Willkommen auf Galapagos, im Reich der Tiere! Ob Robben oder Schildkröten, Vögel oder Leguane – von den 100.000 staunenden Menschen, die alljährlich die pazifische Inselgruppe besuchen, nehmen sie nicht die geringste Notiz. Wie unter einer Tarnkappe fühlt sich der Besucher, der mitten durch die einzigartigen Tierpopulationen stapft und ihr Treiben aus nächster Nähe beobachten kann. Und auf jeder der zahlreichen Inseln bietet sich ein anderes exotisches Szenario: Arten, die zu einem großen Teil nur an dieser Stelle zu finden sind, und miteinander ganz eigene, manchmal bizarre Formen des Zusammenlebens entwickelt haben. Fregattvögel beim Futterraub
Zum Beispiel auf Nord-Seymour. Die Insel, die wir als erste auf unserer Galapagos-Tour erkunden, ist bekannt für ihre Fregattvögel. Die schwarzen Tiere sitzen zu Dutzenden im niedrigen Gesträuch der Insel und zeigen ihre markanten leuchtendroten Kehlsäcke, die sie zu beachtlicher Größe aufplustern können. Mit ihren breiten Flügeln können sich die Fregattvögel auf bis zu drei Kilometer Höhe emporschwingen, aber zur Nahrungssuche sind sie zu faul. Das bekommen die Blaufußtölpel zu spüren, die das kleine Eiland gleichfalls bevölkern: Ihnen ziehen die räuberischen Vögel mit ihren langen Schnäbeln das Futter ganz ungeniert aus dem Hals. Survival of the fittest! Kein Wunder, dass sich Charles Darwin vor allem von seinen Beobachtungen auf den Galapagos-Inseln zur Evolutionstheorie inspirieren ließ. Weiter geht es mit dem Boot nach Süd-Plaza, wie Nord-Seymour unweit der Hauptinsel Santa Cruz gelegen. Süd-Plaza überrascht uns mit einem frühlingshaften Teppich aus saftiggrünem Gras und leuchtendgelben Blüten – ein seltener Anblick hier, denn die vielfach baumlosen, felsigen Inseln sind den meisten Teil des Jahres über trocken und nur mit Sträuchern und Kakteen bestanden. Hier tummeln sich zahlreiche Leguane, während am Strand unzählige Seelöwen aus dem Wasser robben, und über uns die Nachtmöwen und Pelikane kreisen. Wer diese Inselchen durchstreift, fühlt sich wie in einem unberührten Naturparadies, auch wenn einige Male am Tag 20-köpfige Touristengruppen an Land gehen. Doch die Idylle ist und war schon immer von Eindringlingen bedroht. Das wird uns klar, als wir am nächsten Tag die ?Darwin-Forschungsstation besuchen. Hier in Puerto Ayora, dem größten Ort der Inselgruppe, wird seit 44 Jahren daran gearbeitet, das empfindliche Ökosystem der Galapagos-Inseln zu bewahren, vor allem durch die Aufzucht von Schildkröten. Denn den gepanzerten Reptilien waren vielfach besonders bedroht: Lange Zeit wurden sie massenhaft als Nahrungsquelle für die Schifffahrt genutzt, später war ihr Nachwuchs durch eingeführte Tiere wie Hunde und Ratten bedroht.

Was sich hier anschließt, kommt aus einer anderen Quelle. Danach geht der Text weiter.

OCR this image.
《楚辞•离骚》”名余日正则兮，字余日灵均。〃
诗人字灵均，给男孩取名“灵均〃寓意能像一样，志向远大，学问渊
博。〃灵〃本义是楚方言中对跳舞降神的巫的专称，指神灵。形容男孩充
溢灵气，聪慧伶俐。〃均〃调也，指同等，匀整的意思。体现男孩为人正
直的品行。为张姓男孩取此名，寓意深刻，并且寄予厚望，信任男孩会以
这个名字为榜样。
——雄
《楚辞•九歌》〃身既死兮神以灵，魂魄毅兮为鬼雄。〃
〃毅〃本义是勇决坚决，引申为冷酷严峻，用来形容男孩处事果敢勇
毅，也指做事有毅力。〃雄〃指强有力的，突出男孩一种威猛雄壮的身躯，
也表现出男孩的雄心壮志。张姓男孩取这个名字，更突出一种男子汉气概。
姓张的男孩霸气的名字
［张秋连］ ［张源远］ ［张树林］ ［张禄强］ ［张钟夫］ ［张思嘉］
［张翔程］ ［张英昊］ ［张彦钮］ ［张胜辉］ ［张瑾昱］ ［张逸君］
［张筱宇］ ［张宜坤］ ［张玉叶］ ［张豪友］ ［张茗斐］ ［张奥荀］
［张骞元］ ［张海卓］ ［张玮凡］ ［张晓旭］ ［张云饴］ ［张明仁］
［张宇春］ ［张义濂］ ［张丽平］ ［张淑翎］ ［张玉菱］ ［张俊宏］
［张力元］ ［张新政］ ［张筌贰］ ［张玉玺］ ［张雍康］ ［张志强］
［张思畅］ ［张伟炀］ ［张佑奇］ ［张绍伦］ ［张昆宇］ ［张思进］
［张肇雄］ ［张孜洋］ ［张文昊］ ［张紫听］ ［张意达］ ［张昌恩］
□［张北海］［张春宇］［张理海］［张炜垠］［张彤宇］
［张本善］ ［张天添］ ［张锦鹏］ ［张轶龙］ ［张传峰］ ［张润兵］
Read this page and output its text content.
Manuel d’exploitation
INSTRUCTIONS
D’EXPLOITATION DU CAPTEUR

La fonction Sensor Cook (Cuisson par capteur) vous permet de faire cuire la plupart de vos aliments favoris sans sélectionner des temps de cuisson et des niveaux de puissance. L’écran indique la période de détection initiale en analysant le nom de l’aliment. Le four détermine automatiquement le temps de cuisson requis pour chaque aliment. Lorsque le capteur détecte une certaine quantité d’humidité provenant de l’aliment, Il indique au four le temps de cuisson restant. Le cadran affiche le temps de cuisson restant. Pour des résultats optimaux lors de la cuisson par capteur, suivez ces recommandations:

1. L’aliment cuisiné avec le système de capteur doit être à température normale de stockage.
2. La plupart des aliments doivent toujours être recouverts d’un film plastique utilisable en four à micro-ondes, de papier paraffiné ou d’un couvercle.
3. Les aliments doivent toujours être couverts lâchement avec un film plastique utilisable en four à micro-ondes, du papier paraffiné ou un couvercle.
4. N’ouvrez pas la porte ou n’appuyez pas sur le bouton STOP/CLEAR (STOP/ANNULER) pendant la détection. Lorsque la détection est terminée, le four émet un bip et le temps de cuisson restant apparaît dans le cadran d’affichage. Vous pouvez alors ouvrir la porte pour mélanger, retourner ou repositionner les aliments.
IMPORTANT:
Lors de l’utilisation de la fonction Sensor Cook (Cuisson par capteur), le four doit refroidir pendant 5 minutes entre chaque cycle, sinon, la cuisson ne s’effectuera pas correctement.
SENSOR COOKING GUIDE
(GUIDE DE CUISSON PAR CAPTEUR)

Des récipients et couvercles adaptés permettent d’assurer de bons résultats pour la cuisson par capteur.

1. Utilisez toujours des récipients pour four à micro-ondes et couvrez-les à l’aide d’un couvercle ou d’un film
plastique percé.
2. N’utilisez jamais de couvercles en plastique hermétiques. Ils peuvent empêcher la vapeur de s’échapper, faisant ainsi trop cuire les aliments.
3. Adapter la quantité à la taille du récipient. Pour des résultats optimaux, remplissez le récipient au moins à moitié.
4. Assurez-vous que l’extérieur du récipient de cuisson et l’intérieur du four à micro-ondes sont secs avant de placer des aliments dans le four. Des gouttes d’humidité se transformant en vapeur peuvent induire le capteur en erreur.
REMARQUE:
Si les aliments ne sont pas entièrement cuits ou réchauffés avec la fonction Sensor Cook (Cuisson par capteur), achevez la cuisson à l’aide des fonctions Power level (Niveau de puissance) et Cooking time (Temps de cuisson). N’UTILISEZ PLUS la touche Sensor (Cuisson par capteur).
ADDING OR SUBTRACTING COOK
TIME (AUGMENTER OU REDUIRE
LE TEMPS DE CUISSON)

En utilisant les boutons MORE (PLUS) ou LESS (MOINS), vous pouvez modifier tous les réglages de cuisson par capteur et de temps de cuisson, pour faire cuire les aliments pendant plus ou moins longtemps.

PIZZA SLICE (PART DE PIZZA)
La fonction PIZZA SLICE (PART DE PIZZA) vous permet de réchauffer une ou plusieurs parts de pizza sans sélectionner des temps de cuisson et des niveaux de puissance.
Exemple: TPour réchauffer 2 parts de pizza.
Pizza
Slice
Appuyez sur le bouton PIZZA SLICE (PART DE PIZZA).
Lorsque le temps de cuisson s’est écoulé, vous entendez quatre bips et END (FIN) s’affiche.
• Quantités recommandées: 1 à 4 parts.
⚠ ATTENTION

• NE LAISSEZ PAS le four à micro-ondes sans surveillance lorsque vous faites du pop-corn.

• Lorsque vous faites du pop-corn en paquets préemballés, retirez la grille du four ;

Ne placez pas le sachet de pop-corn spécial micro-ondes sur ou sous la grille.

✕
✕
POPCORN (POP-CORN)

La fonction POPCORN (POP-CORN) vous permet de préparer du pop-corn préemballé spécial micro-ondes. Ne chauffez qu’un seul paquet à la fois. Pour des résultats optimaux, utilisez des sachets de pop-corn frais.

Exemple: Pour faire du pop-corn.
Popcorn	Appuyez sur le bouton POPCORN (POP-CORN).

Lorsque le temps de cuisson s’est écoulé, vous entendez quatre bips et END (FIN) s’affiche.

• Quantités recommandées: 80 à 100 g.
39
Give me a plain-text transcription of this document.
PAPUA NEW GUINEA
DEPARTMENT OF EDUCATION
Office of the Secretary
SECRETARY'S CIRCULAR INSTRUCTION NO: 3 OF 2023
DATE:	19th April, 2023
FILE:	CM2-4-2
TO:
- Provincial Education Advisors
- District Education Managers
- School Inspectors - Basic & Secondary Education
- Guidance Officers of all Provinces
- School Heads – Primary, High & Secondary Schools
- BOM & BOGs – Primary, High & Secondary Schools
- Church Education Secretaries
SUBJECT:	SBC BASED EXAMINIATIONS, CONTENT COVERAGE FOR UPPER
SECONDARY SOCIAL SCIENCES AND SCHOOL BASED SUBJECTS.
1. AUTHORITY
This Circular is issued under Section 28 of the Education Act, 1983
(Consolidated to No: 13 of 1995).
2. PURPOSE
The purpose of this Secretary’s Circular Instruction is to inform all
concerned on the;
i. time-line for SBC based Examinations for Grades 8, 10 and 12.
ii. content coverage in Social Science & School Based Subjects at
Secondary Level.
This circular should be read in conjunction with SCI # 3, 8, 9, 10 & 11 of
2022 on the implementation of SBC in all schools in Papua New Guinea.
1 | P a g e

Und auch Touristen sind nicht viel besser: Weil mancher Besucher der Forschungsstation sich gerne mal eine kleine Schildkröte in die Tasche steckte, werden die Tiere jetzt hinter Maschendraht verwahrt. George wartet auf Nachwuchs
Mancher Reptilienart hat die Darwin-Stiftung durch ihre Arbeit bereits das Überleben gesichert. Doch das gelingt nicht immer: Der berühmteste Bewohner der Einrichtung ist ein trauriger Einzelgänger namens Lonesome George. George ist das letzte Exemplar der Riesenschildkröten, die einst auf der Insel Pinta lebten. Seit Jahrzehnten bemühen sich die Biologen der Darwin-Stiftung, das 90-Kilo-Männchen zur Fortpflanzung zu bewegen – bislang erfolglos. Doch mit seinen 80 Jahren ist George für eine Schildkröte noch im besten Alter.

Klaus Pranger

 

Galapagos-Infos
Die Galapagos-Inseln liegen rund 1.000 Kilometer westlich von Ecuador im Pazifik und bestehen aus 14 größeren und über 100 kleineren Inseln. Die beiden Flughäfen Baltra und San Cristobal sind von Quito oder Guayaquil aus mit Tame oder Aerogal erreichbar. Der Archipel ist von der Unesco als Weltnaturerbe anerkannt, wurde aber 2007 auf die Rote Liste der gefährdeten Stätten aufgenommen.
Touren auf die Galapagos-Inseln gibt es in Kombination mit Rundreisen in Ecuador und Peru bei Gebeco, Studiosus, Ikarus, Meier's Weltreisen. Dertour, Meier's, Neckermann, Thomas Cook Reisen, Ikarus Tours, Miller-Reisen und Gebeco bieten außerdem Bausteintouren, Kreuzfahrten oder längere Reisen mit Galapagos als Schwerpunkt.